New Delhi, Feb 27, 2025

Tax deductions are typically available based on each co-borrower's ownership share in the property and their individual contributions toward loan repayment

Taking a joint home loan is a common practice among individuals looking to purchase a property. This approach not only helps in sharing the financial burden but also offers significant tax benefits under the Income Tax Act. But what if one of the co-borrowers loses job? Can you still claim full tax benefits on a joint home loan?
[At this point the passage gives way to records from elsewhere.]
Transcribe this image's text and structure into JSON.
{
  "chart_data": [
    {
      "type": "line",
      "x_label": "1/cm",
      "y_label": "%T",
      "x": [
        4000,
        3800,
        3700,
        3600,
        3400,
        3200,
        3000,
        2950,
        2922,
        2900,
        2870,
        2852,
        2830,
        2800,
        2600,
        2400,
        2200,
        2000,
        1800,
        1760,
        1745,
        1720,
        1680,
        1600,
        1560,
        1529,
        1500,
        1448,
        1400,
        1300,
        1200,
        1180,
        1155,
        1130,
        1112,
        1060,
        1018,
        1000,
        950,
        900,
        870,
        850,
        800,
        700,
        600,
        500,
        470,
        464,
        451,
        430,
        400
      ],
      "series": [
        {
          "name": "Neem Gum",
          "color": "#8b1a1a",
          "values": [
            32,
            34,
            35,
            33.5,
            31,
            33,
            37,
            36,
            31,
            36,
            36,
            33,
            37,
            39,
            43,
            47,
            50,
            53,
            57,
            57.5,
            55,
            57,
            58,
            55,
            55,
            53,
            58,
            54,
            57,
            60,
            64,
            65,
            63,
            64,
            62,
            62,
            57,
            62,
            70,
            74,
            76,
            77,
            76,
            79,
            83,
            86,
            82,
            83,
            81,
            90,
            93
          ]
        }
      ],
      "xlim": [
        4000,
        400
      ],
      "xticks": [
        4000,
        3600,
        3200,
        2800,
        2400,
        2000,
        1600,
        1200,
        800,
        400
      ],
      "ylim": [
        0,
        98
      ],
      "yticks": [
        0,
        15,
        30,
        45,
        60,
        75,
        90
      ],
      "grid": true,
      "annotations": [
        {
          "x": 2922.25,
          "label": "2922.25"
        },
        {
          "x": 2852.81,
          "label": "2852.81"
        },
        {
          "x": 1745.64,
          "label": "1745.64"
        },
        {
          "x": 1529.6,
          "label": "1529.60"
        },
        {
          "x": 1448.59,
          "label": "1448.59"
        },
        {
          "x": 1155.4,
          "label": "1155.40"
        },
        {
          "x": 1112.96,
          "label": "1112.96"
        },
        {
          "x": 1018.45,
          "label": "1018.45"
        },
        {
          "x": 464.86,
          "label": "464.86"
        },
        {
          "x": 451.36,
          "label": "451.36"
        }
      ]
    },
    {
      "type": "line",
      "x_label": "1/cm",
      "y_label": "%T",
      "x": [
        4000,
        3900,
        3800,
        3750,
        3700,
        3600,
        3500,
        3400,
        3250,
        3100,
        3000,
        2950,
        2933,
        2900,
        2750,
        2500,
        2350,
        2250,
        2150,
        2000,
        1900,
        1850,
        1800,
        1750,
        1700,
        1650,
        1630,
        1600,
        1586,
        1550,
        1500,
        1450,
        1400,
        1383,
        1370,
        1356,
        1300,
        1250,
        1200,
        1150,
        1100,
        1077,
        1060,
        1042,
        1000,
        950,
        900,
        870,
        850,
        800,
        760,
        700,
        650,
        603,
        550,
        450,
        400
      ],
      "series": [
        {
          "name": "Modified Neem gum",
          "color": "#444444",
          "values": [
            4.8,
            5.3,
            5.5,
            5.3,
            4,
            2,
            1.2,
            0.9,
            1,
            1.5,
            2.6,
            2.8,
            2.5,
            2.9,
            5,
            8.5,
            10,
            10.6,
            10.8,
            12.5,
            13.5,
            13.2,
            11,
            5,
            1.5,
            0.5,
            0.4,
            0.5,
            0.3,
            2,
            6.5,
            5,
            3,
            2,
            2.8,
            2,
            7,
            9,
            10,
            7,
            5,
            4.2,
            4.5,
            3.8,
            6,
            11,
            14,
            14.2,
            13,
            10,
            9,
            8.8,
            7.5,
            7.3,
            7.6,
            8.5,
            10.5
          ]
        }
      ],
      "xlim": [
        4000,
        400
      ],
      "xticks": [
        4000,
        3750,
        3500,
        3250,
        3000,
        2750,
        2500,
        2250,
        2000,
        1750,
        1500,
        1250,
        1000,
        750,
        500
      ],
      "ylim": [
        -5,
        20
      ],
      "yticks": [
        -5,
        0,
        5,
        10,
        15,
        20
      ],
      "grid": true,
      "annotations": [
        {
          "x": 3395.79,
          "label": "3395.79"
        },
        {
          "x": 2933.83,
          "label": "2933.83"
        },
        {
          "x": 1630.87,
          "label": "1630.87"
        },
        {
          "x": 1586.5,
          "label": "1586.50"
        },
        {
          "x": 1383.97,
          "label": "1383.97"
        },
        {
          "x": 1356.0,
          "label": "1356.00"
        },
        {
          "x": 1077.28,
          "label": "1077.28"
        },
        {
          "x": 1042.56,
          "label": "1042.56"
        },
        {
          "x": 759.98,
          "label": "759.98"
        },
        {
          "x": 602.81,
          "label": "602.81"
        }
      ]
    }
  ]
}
Let us explore how tax benefits can be maximised even in such challenging situations.

Co-borrowing does not necessarily mean co-ownership and hence while a co-borrower is responsible for liabilities taken for purchase of house but may not be co-owner of the house unless the agreement between the parties show that there is co-ownership.
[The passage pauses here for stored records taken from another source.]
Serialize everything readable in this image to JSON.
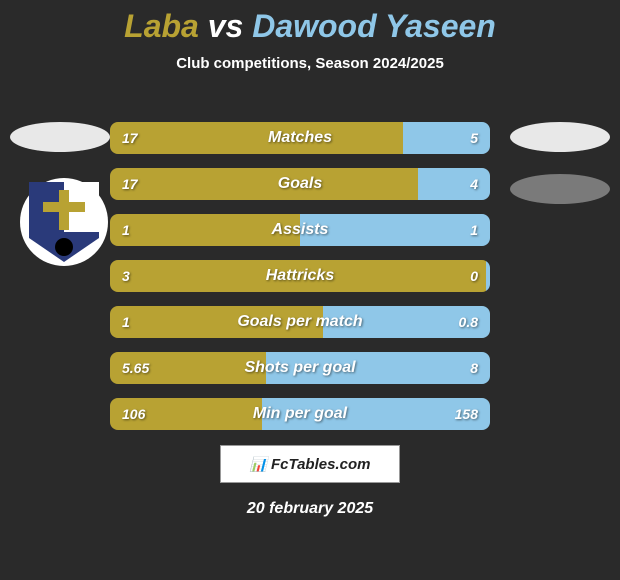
{
  "title": {
    "left": "Laba",
    "vs": "vs",
    "right": "Dawood Yaseen"
  },
  "subtitle": "Club competitions, Season 2024/2025",
  "colors": {
    "left": "#b8a233",
    "right": "#8fc7e8",
    "background": "#2a2a2a",
    "text": "#ffffff"
  },
  "stats": [
    {
      "label": "Matches",
      "left_val": "17",
      "right_val": "5",
      "left_pct": 77,
      "right_pct": 23
    },
    {
      "label": "Goals",
      "left_val": "17",
      "right_val": "4",
      "left_pct": 81,
      "right_pct": 19
    },
    {
      "label": "Assists",
      "left_val": "1",
      "right_val": "1",
      "left_pct": 50,
      "right_pct": 50
    },
    {
      "label": "Hattricks",
      "left_val": "3",
      "right_val": "0",
      "left_pct": 99,
      "right_pct": 1
    },
    {
      "label": "Goals per match",
      "left_val": "1",
      "right_val": "0.8",
      "left_pct": 56,
      "right_pct": 44
    },
    {
      "label": "Shots per goal",
      "left_val": "5.65",
      "right_val": "8",
      "left_pct": 41,
      "right_pct": 59
    },
    {
      "label": "Min per goal",
      "left_val": "106",
      "right_val": "158",
      "left_pct": 40,
      "right_pct": 60
    }
  ],
  "footer": {
    "brand": "FcTables.com",
    "date": "20 february 2025"
  }
}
“In the given situation where 100 per cent of the income from house property is reflected in the tax return of individual but to enhance the capability to borrow, there are co-applicants or co-borrower, the instalments paid by the co-applicant or co-borrower is in nature of loan extended to the 100 per cent owner and hence such co-applicant/co-borrower cannot claim any tax benefit under section 80C of the Income Tax Act. Consequently, in case of co-ownership cum co-borrowing, only share of repayment which is linked to one’s share in property is entitled to be claimed by way of deduction,” said Sandeep Shah, partner Cignas.

Illustration: 

  A B  
Co-owner Yes No B cannot claim any tax benefit even though B may be co-borrower/co-applicant
Co-owner/ co-borrower 25% 75% A can claim only 25% of the loan amount even though due to failure of B, A has paid 100% of the instalment or vice versa.

 
For self-occupied properties, a deduction of up to Rs 2 lakhs can be claimed for interest paid on a housing loan when calculating income under the head “house property”. This typically results in a loss from such property, as no income is generated from it. There is no limit on the number of individuals who can participate in the loan, provided it is demonstrated that the total interest claimed as deduction does not exceed the actual interest paid.
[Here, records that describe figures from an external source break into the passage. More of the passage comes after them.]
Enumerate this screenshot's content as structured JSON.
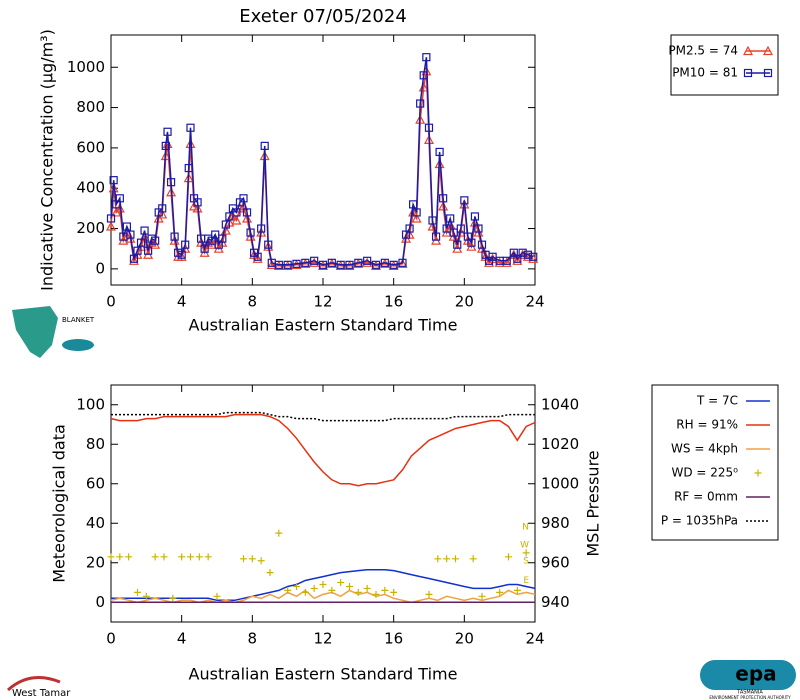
{
  "chart_data": [
    {
      "type": "line",
      "title": "Exeter 07/05/2024",
      "x_label": "Australian Eastern Standard Time",
      "y_label": "Indicative Concentration (µg/m³)",
      "xlim": [
        0,
        24
      ],
      "xticks": [
        0,
        4,
        8,
        12,
        16,
        20,
        24
      ],
      "ylim": [
        -80,
        1160
      ],
      "yticks": [
        0,
        200,
        400,
        600,
        800,
        1000
      ],
      "legend": "outside right",
      "x": [
        0,
        0.15,
        0.3,
        0.5,
        0.7,
        0.9,
        1.1,
        1.3,
        1.5,
        1.7,
        1.9,
        2.1,
        2.3,
        2.5,
        2.7,
        2.9,
        3.1,
        3.2,
        3.4,
        3.6,
        3.8,
        4.0,
        4.2,
        4.4,
        4.5,
        4.7,
        4.9,
        5.1,
        5.3,
        5.5,
        5.7,
        5.9,
        6.1,
        6.3,
        6.5,
        6.7,
        6.9,
        7.1,
        7.3,
        7.5,
        7.7,
        7.9,
        8.1,
        8.3,
        8.5,
        8.7,
        8.9,
        9.1,
        9.5,
        10,
        10.5,
        11,
        11.5,
        12,
        12.5,
        13,
        13.5,
        14,
        14.5,
        15,
        15.5,
        16,
        16.5,
        16.7,
        16.9,
        17.1,
        17.3,
        17.5,
        17.7,
        17.85,
        18.0,
        18.2,
        18.4,
        18.6,
        18.8,
        19.0,
        19.2,
        19.4,
        19.6,
        19.8,
        20.0,
        20.2,
        20.4,
        20.6,
        20.8,
        21.0,
        21.2,
        21.4,
        21.6,
        22,
        22.4,
        22.8,
        23,
        23.3,
        23.6,
        23.9
      ],
      "series": [
        {
          "name": "PM2.5 = 74",
          "color": "#e8402a",
          "marker": "triangle",
          "values": [
            210,
            400,
            280,
            300,
            140,
            180,
            150,
            40,
            70,
            110,
            160,
            70,
            130,
            120,
            250,
            270,
            560,
            620,
            380,
            140,
            60,
            60,
            100,
            450,
            620,
            310,
            300,
            130,
            80,
            130,
            120,
            150,
            100,
            130,
            190,
            230,
            260,
            240,
            300,
            310,
            250,
            160,
            70,
            50,
            180,
            560,
            110,
            20,
            15,
            15,
            20,
            25,
            30,
            15,
            25,
            15,
            15,
            25,
            30,
            15,
            25,
            15,
            25,
            150,
            170,
            280,
            250,
            740,
            900,
            980,
            640,
            210,
            140,
            520,
            310,
            180,
            220,
            160,
            100,
            180,
            320,
            140,
            110,
            230,
            180,
            100,
            60,
            30,
            50,
            30,
            30,
            70,
            40,
            70,
            60,
            50
          ]
        },
        {
          "name": "PM10 = 81",
          "color": "#1a1aa8",
          "marker": "square",
          "values": [
            250,
            440,
            320,
            350,
            160,
            210,
            170,
            50,
            90,
            130,
            190,
            90,
            150,
            140,
            280,
            300,
            610,
            680,
            430,
            160,
            80,
            70,
            120,
            500,
            700,
            350,
            330,
            150,
            100,
            150,
            140,
            170,
            120,
            150,
            220,
            260,
            300,
            280,
            330,
            350,
            280,
            180,
            80,
            60,
            200,
            610,
            120,
            30,
            20,
            20,
            25,
            30,
            40,
            20,
            30,
            20,
            20,
            30,
            40,
            20,
            30,
            20,
            30,
            170,
            200,
            320,
            280,
            820,
            960,
            1050,
            700,
            240,
            160,
            580,
            350,
            200,
            250,
            180,
            120,
            200,
            340,
            160,
            130,
            260,
            200,
            120,
            70,
            40,
            60,
            40,
            40,
            80,
            50,
            80,
            70,
            60
          ]
        }
      ]
    },
    {
      "type": "line",
      "x_label": "Australian Eastern Standard Time",
      "y_label": "Meteorological data",
      "y2_label": "MSL Pressure",
      "xlim": [
        0,
        24
      ],
      "xticks": [
        0,
        4,
        8,
        12,
        16,
        20,
        24
      ],
      "ylim": [
        -10,
        110
      ],
      "yticks": [
        0,
        20,
        40,
        60,
        80,
        100
      ],
      "y2lim": [
        930,
        1050
      ],
      "y2ticks": [
        940,
        960,
        980,
        1000,
        1020,
        1040
      ],
      "legend": "outside right",
      "annotations": [
        {
          "text": "N",
          "y": 38
        },
        {
          "text": "W",
          "y": 29
        },
        {
          "text": "S",
          "y": 21
        },
        {
          "text": "E",
          "y": 11
        }
      ],
      "x": [
        0,
        0.5,
        1,
        1.5,
        2,
        2.5,
        3,
        3.5,
        4,
        4.5,
        5,
        5.5,
        6,
        6.5,
        7,
        7.5,
        8,
        8.5,
        9,
        9.5,
        10,
        10.5,
        11,
        11.5,
        12,
        12.5,
        13,
        13.5,
        14,
        14.5,
        15,
        15.5,
        16,
        16.5,
        17,
        17.5,
        18,
        18.5,
        19,
        19.5,
        20,
        20.5,
        21,
        21.5,
        22,
        22.5,
        23,
        23.5,
        24
      ],
      "series": [
        {
          "name": "T = 7C",
          "color": "#1030d0",
          "values": [
            2,
            2,
            2,
            2,
            2,
            2,
            2,
            2,
            2,
            2,
            2,
            2,
            1,
            1,
            1,
            2,
            3,
            4,
            5,
            6,
            8,
            9,
            11,
            12,
            13,
            14,
            15,
            15.5,
            16,
            16.5,
            16.5,
            16.5,
            16,
            15,
            14,
            13,
            12,
            11,
            10,
            9,
            8,
            7,
            7,
            7,
            8,
            9,
            9,
            8,
            7
          ]
        },
        {
          "name": "RH = 91%",
          "color": "#e83010",
          "values": [
            93,
            92,
            92,
            92,
            93,
            93,
            94,
            94,
            94,
            94,
            94,
            94,
            94,
            94,
            95,
            95,
            95,
            95,
            94,
            92,
            88,
            83,
            77,
            71,
            66,
            62,
            60,
            60,
            59,
            60,
            60,
            61,
            62,
            67,
            74,
            78,
            82,
            84,
            86,
            88,
            89,
            90,
            91,
            92,
            92,
            89,
            82,
            89,
            91
          ]
        },
        {
          "name": "WS = 4kph",
          "color": "#f0a040",
          "values": [
            1,
            2,
            1,
            0,
            1,
            2,
            1,
            0,
            1,
            1,
            0,
            1,
            0,
            1,
            0,
            1,
            3,
            2,
            4,
            2,
            5,
            3,
            6,
            2,
            4,
            5,
            3,
            6,
            4,
            5,
            3,
            4,
            2,
            1,
            0,
            1,
            2,
            1,
            3,
            2,
            1,
            2,
            1,
            2,
            3,
            6,
            4,
            5,
            4
          ]
        },
        {
          "name": "WD = 225⁰",
          "color": "#c8b400",
          "marker": "plus",
          "line": false,
          "values": [
            23,
            23,
            23,
            5,
            3,
            23,
            23,
            2,
            23,
            23,
            23,
            23,
            3,
            null,
            null,
            22,
            22,
            21,
            15,
            35,
            6,
            8,
            5,
            7,
            9,
            6,
            10,
            8,
            5,
            7,
            4,
            6,
            5,
            null,
            null,
            null,
            4,
            22,
            22,
            22,
            null,
            22,
            3,
            null,
            5,
            23,
            6,
            25,
            null
          ]
        },
        {
          "name": "RF = 0mm",
          "color": "#602060",
          "values": [
            0,
            0,
            0,
            0,
            0,
            0,
            0,
            0,
            0,
            0,
            0,
            0,
            0,
            0,
            0,
            0,
            0,
            0,
            0,
            0,
            0,
            0,
            0,
            0,
            0,
            0,
            0,
            0,
            0,
            0,
            0,
            0,
            0,
            0,
            0,
            0,
            0,
            0,
            0,
            0,
            0,
            0,
            0,
            0,
            0,
            0,
            0,
            0,
            0
          ]
        },
        {
          "name": "P = 1035hPa",
          "color": "#000000",
          "axis": "y2",
          "dash": "dotted",
          "values": [
            1035,
            1035,
            1035,
            1035,
            1035,
            1035,
            1035,
            1035,
            1035,
            1035,
            1035,
            1035,
            1035,
            1036,
            1036,
            1036,
            1036,
            1036,
            1035,
            1034,
            1034,
            1033,
            1033,
            1033,
            1032,
            1032,
            1032,
            1032,
            1032,
            1032,
            1032,
            1032,
            1033,
            1033,
            1033,
            1033,
            1033,
            1033,
            1033,
            1034,
            1034,
            1034,
            1034,
            1034,
            1034,
            1035,
            1035,
            1035,
            1035
          ]
        }
      ]
    }
  ],
  "logos": {
    "blanket": "BLANKET",
    "epa": "epa",
    "epa_state": "TASMANIA",
    "epa_name": "ENVIRONMENT PROTECTION AUTHORITY",
    "council": "West Tamar"
  }
}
“For instance, if three individuals are co-borrowers on a housing loan, each can claim the benefit of up to Rs 2 lakhs of interest. The eligibility for this deduction is not affected by the employment status of the borrowers. Therefore, even if a borrower leaves their job to start a business or retires, they can continue to report the loss from the housing property due to the interest paid, and claim the benefit of set-off from other income heads, as per the law,” said Rajarshi Dasgupta, executive director -Tax, AQUILAW

Strategies to maximise tax benefits

To maximise tax benefits, it is crucial to maintain detailed records of loan repayments and ensure that both co-borrowers are co-owners of the property. This is because tax benefits are only available to co-owners who have a share in the property.

Documentation: Ensure that the loan documents clearly state the ownership percentage of each co-owner. This will help in determining the proportion of tax benefits each can claim.

Proportionate claim: Each co-borrower should claim tax benefits based on their share of the loan repayment.

Tax planning: Consider consulting a tax advisor to optimise tax planning. They can help in structuring the loan repayment and ownership shares to maximize tax deductions.